Resul (s.a.v) şöyle buyurdu: “Hiçbir kimse ameline güvenerek cennete gireceğini sanmasın” Sahabe; ‘Ya Rasûlullah sen de mi?’ deyince, “Ben de buyurdu”. Şu kadar ki Allah bana kendinden bir rahmet ile yetişir.” (Müslim)
Kibirli ve gururlu insanlar amellerine güvenmesinler. Şunu biliyor muyuz; İsrail oğulları (Yahudiler) neden lanetlendiklerine bakin Rabbimiz ne buyurmaktadır: “Onlar ile otururlar, yerler, içerlerdi bunu yapma şunu yapma derlerdi! Başka gün yine aynısını yapalardı. Allah (c.c) onları da lanetledi ya bugün bizler neler yapmaktayız. En yakınlarımız İslam’a küfrediyor biz hoş görülü oluyoruz. Allah’a İsyan ediyor biz duymuyoruz. Allah’ın Hükümlerini ayaklar altına alanları alkışlayarak seçim zamanı oylarımızla destekliyoruz. Resul (s.a.v) şöyle buyurmaktadır. “Ya sizde bir birinize iyilikleri tavsiye eder, kötülüklerden sakındırır, zalimin zulmüne mâni olursunuz yahut Allah (Teala) Kalplerinizi birbirine benzetir, İsrail oğullarına lanet ettiği gibi size de lanet eder.” (Ebu Davut)

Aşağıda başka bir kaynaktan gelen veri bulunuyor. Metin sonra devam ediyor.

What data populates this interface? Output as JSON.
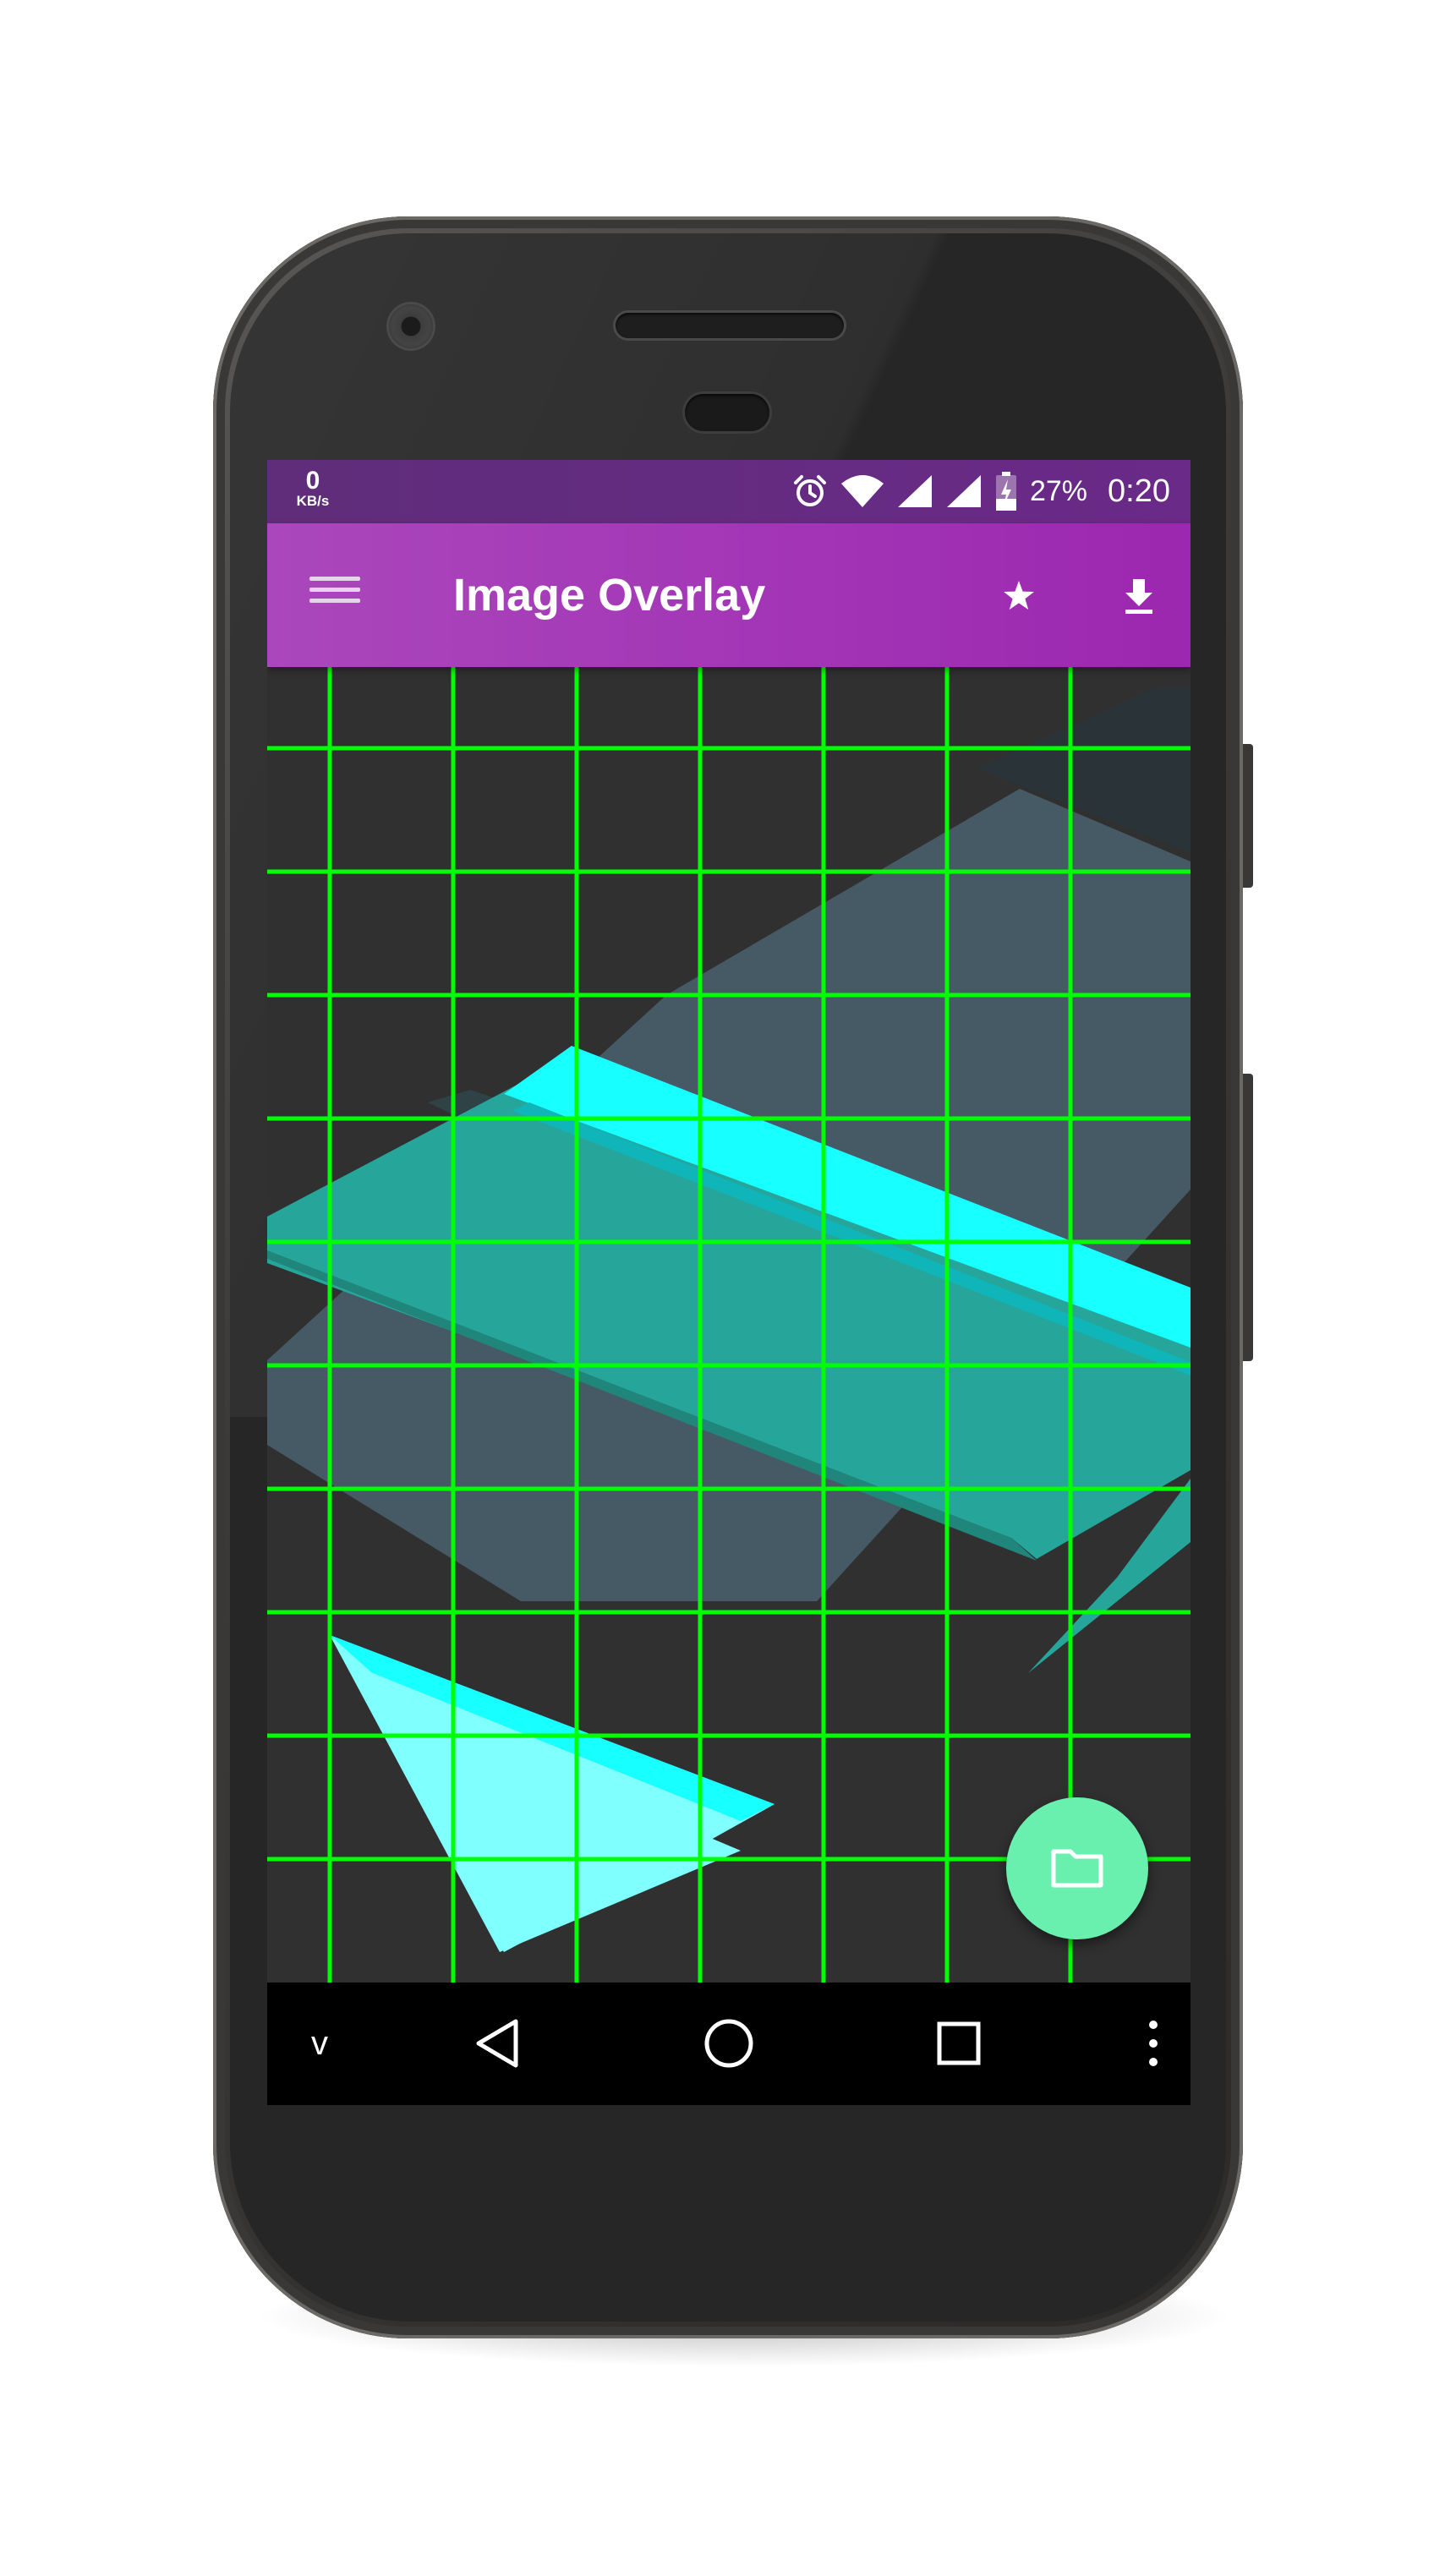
{
  "status_bar": {
    "network_speed_value": "0",
    "network_speed_unit": "KB/s",
    "battery_percent": "27%",
    "time": "0:20",
    "icons": [
      "alarm-icon",
      "wifi-icon",
      "signal-icon",
      "signal-icon",
      "battery-charging-icon"
    ]
  },
  "app_bar": {
    "title": "Image Overlay",
    "menu_icon": "hamburger-menu-icon",
    "actions": [
      "star-icon",
      "download-icon"
    ]
  },
  "overlay": {
    "grid_color": "#00ff00",
    "grid_columns": 8,
    "grid_rows": 11
  },
  "fab": {
    "icon": "folder-icon",
    "color": "#69f0ae"
  },
  "nav_bar": {
    "left_label": "v",
    "icons": [
      "back-icon",
      "home-icon",
      "recents-icon",
      "overflow-menu-icon"
    ]
  },
  "colors": {
    "status_bar": "#6a2a88",
    "app_bar": "#9c27b0",
    "accent": "#00ff00",
    "cyan": "#18ffff",
    "teal": "#26a69a",
    "slate": "#455a64"
  }
}
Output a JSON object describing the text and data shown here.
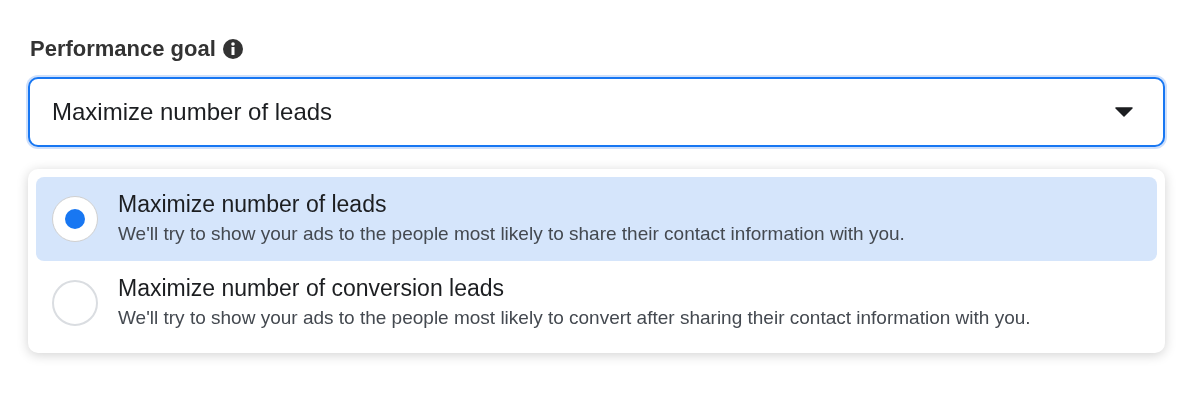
{
  "field": {
    "label": "Performance goal",
    "value": "Maximize number of leads",
    "expanded": true
  },
  "options": [
    {
      "title": "Maximize number of leads",
      "description": "We'll try to show your ads to the people most likely to share their contact information with you.",
      "selected": true
    },
    {
      "title": "Maximize number of conversion leads",
      "description": "We'll try to show your ads to the people most likely to convert after sharing their contact information with you.",
      "selected": false
    }
  ]
}
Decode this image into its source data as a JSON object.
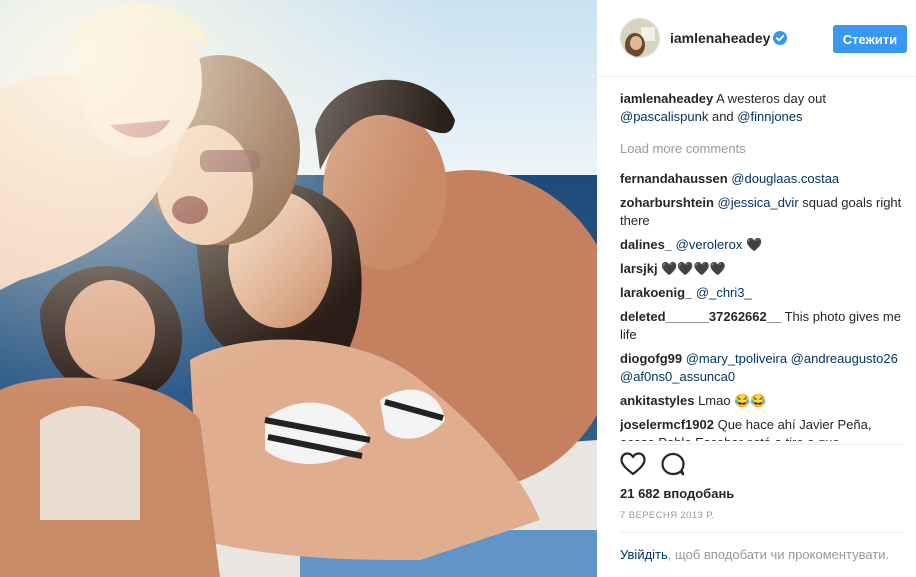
{
  "post": {
    "username": "iamlenaheadey",
    "follow_label": "Стежити",
    "caption": {
      "user": "iamlenaheadey",
      "text_before": " A westeros day out ",
      "mention1": "@pascalispunk",
      "text_middle": " and ",
      "mention2": "@finnjones"
    },
    "load_more": "Load more comments",
    "comments": [
      {
        "user": "fernandahaussen",
        "mention": "@douglaas.costaa",
        "text": ""
      },
      {
        "user": "zoharburshtein",
        "mention": "@jessica_dvir",
        "text": " squad goals right there"
      },
      {
        "user": "dalines_",
        "mention": "@verolerox",
        "text": " 🖤"
      },
      {
        "user": "larsjkj",
        "mention": "",
        "text": "🖤🖤🖤🖤"
      },
      {
        "user": "larakoenig_",
        "mention": "@_chri3_",
        "text": ""
      },
      {
        "user": "deleted______37262662__",
        "mention": "",
        "text": "This photo gives me life"
      },
      {
        "user": "diogofg99",
        "mention": "@mary_tpoliveira @andreaugusto26 @af0ns0_assunca0",
        "text": ""
      },
      {
        "user": "ankitastyles",
        "mention": "",
        "text": "Lmao 😂😂"
      },
      {
        "user": "joselermcf1902",
        "mention": "",
        "text": "Que hace ahí Javier Peña, acaso Pablo Escobar está a tiro o que"
      }
    ],
    "likes": "21 682 вподобань",
    "date": "7 ВЕРЕСНЯ 2013 Р.",
    "login_prompt": {
      "link": "Увійдіть",
      "text": ", щоб вподобати чи прокоментувати."
    },
    "icons": {
      "like": "heart-icon",
      "comment": "comment-bubble-icon",
      "verified": "verified-badge-icon"
    },
    "colors": {
      "accent": "#3897f0",
      "link": "#003569",
      "muted": "#999999",
      "text": "#262626"
    }
  }
}
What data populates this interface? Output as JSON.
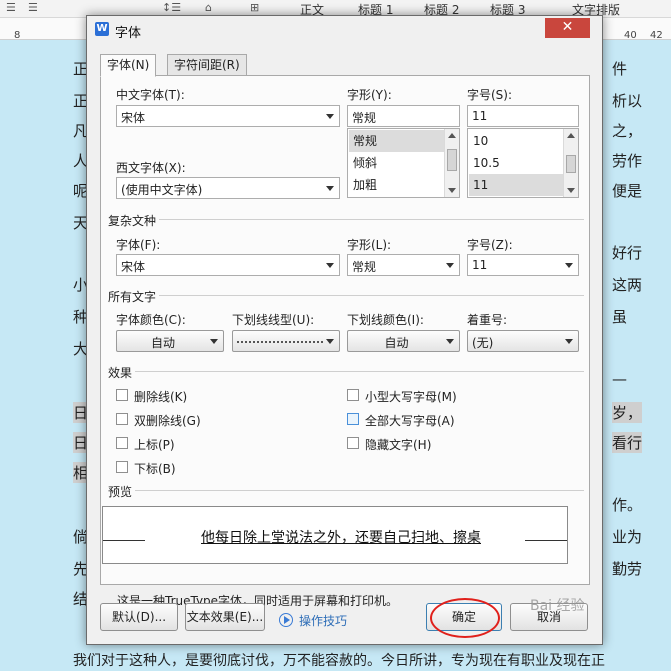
{
  "background": {
    "toolbar": {
      "items": [
        {
          "label": "正文"
        },
        {
          "label": "标题 1"
        },
        {
          "label": "标题 2"
        },
        {
          "label": "标题 3"
        },
        {
          "label": "文字排版"
        }
      ]
    },
    "ruler": {
      "left_number": "8",
      "right_numbers": [
        "40",
        "42"
      ]
    },
    "text_lines": [
      {
        "left": "正",
        "right": "件"
      },
      {
        "left": "正",
        "right": "析以"
      },
      {
        "left": "凡",
        "right": "之，"
      },
      {
        "left": "人",
        "right": "劳作"
      },
      {
        "left": "呢",
        "right": "便是"
      },
      {
        "left": "天",
        "right": ""
      },
      {
        "left": "",
        "right": "好行"
      },
      {
        "left": "小",
        "right": "这两"
      },
      {
        "left": "种",
        "right": "虽"
      },
      {
        "left": "大",
        "right": ""
      },
      {
        "left": "",
        "right": "—"
      },
      {
        "left": "日",
        "right": "岁，"
      },
      {
        "left": "日",
        "right": "看行"
      },
      {
        "left": "相",
        "right": ""
      },
      {
        "left": "",
        "right": "作。"
      },
      {
        "left": "倘",
        "right": "业为"
      },
      {
        "left": "先",
        "right": "勤劳"
      },
      {
        "left": "结",
        "right": ""
      }
    ],
    "bottom_line": "我们对于这种人，是要彻底讨伐，万不能容赦的。今日所讲，专为现在有职业及现在正"
  },
  "dialog": {
    "title": "字体",
    "close_label": "✕",
    "tabs": [
      {
        "label": "字体(N)"
      },
      {
        "label": "字符间距(R)"
      }
    ],
    "chinese_font": {
      "label": "中文字体(T):",
      "value": "宋体"
    },
    "western_font": {
      "label": "西文字体(X):",
      "value": "(使用中文字体)"
    },
    "font_style": {
      "label": "字形(Y):",
      "value": "常规",
      "options": [
        "常规",
        "倾斜",
        "加粗"
      ]
    },
    "font_size": {
      "label": "字号(S):",
      "value": "11",
      "options": [
        "10",
        "10.5",
        "11"
      ]
    },
    "complex_section": "复杂文种",
    "complex_font": {
      "label": "字体(F):",
      "value": "宋体"
    },
    "complex_style": {
      "label": "字形(L):",
      "value": "常规"
    },
    "complex_size": {
      "label": "字号(Z):",
      "value": "11"
    },
    "all_text_section": "所有文字",
    "font_color": {
      "label": "字体颜色(C):",
      "value": "自动"
    },
    "underline_type": {
      "label": "下划线线型(U):"
    },
    "underline_color": {
      "label": "下划线颜色(I):",
      "value": "自动"
    },
    "emphasis": {
      "label": "着重号:",
      "value": "(无)"
    },
    "effects_section": "效果",
    "effects": {
      "strikethrough": "删除线(K)",
      "double_strikethrough": "双删除线(G)",
      "superscript": "上标(P)",
      "subscript": "下标(B)",
      "small_caps": "小型大写字母(M)",
      "all_caps": "全部大写字母(A)",
      "hidden": "隐藏文字(H)"
    },
    "preview_section": "预览",
    "preview_text": "他每日除上堂说法之外，还要自己扫地、擦桌",
    "truetype_note": "这是一种TrueType字体，同时适用于屏幕和打印机。",
    "buttons": {
      "default": "默认(D)...",
      "text_effects": "文本效果(E)...",
      "tips": "操作技巧",
      "ok": "确定",
      "cancel": "取消"
    }
  },
  "watermark": "Bai 经验"
}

Şimdi biz neredeyiz, kimlerin yanındayız, İslam’ın bir hayat tarzı olduğunu kabul etmeden cennete öyle mi?
Yok, öyle bir şey, her şeyi kendi nefsimize göre yorumlamaktayız. Sanki İslam hiçbir şeyi açıklamamış, eksik bırakmış gibi kendi heva ve hevesimize göre yorumlar yapmaktayız.
“Öyleyse, onlara huşu duymayın. Bana huşu duyun”. Bugün, sizin için dininizi kemale erdirdim/ikmal ettim ve sizin üzerinize nimetimi” tamamladım. Sizin için din olarak İslam’ı seçtim! (Beğendim). (Maide 3)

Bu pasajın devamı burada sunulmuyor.